Graphs for Multi Task Learning

DESCRIPTION

Human beings are able to transfer knowledge learned in one or more tasks in order to tackle new tasks. For example, the abilities achieved while learning to walk presumably apply when one learns to run, and knowledge acquired while learning to recognize cars could apply when recognizing trucks. In Machine Learning (ML), this process is cast into a "learning from example" paradigm known as Multi-task learning (MTL). MTL concerns the study and development of systems that generalize and transfer knowledge from a collection of tasks. The recent availability of more and more real-life data sets from possibly related tasks has recently boosted this research area and its applications. A central issue in MTL is task-relatedness. Current MTL systems are still far from human beings' capability to relate and exploit information acquired from various tasks, mainly due to the fact that tasks can be related in various ways.
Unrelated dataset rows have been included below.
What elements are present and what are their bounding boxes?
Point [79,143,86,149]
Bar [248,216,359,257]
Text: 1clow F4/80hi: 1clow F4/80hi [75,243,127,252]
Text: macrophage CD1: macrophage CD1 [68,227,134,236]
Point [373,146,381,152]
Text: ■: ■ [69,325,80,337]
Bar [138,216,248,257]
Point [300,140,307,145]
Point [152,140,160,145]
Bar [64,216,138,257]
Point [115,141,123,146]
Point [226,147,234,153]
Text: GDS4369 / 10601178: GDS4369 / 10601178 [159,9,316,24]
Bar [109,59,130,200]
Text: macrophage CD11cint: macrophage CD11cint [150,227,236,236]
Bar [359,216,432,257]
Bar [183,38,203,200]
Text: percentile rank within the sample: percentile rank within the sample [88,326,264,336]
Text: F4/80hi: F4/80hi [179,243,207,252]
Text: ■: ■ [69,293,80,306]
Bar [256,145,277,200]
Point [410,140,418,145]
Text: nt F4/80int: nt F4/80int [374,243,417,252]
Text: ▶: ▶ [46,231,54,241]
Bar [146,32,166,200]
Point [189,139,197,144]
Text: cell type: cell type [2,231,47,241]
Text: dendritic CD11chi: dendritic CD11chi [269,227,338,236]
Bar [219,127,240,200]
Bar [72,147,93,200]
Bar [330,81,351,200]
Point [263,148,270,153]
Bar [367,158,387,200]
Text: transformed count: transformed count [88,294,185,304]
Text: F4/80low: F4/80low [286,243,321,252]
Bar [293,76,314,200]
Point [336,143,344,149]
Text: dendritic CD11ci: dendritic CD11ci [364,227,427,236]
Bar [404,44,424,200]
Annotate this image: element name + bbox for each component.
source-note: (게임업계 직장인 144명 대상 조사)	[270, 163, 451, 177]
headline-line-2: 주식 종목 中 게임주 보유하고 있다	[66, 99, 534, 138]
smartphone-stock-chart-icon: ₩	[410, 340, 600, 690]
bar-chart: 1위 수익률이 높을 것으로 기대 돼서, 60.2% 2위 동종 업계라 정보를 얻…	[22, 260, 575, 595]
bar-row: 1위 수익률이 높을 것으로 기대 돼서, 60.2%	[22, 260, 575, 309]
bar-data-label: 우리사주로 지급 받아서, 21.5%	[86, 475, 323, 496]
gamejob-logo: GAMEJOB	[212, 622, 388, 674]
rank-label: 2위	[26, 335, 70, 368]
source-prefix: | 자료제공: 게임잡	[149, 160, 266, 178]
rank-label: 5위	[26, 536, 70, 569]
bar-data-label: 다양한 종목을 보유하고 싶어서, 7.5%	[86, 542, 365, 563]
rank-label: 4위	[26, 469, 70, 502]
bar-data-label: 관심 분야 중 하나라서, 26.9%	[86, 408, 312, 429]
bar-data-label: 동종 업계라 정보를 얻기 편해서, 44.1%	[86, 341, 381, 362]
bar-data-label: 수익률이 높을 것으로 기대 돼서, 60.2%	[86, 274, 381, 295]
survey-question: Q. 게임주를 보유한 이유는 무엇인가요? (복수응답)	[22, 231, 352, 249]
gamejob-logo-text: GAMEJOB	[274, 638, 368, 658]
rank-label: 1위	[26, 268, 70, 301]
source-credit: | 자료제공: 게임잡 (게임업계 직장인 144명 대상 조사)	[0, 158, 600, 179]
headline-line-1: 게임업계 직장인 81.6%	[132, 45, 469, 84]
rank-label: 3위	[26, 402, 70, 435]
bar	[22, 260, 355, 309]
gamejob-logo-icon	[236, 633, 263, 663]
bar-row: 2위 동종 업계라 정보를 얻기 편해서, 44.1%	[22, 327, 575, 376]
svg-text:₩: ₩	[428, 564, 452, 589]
Very recently, a number of parametric learning approaches for MTL based on dierent types of task-relatedness have been proposed. However, at present there is no general, non-parametric framework for describing and analyzing task-relatedness in MTL. The goal of this project is then to develop such a framework, for analyzing task-relatedness based on an approach that combines graphs and non-parametric machine learning techniques. The framework will be used for improving generalization performance of multi-task learning algorithms as well as the interpretability of models generated by these algorithms.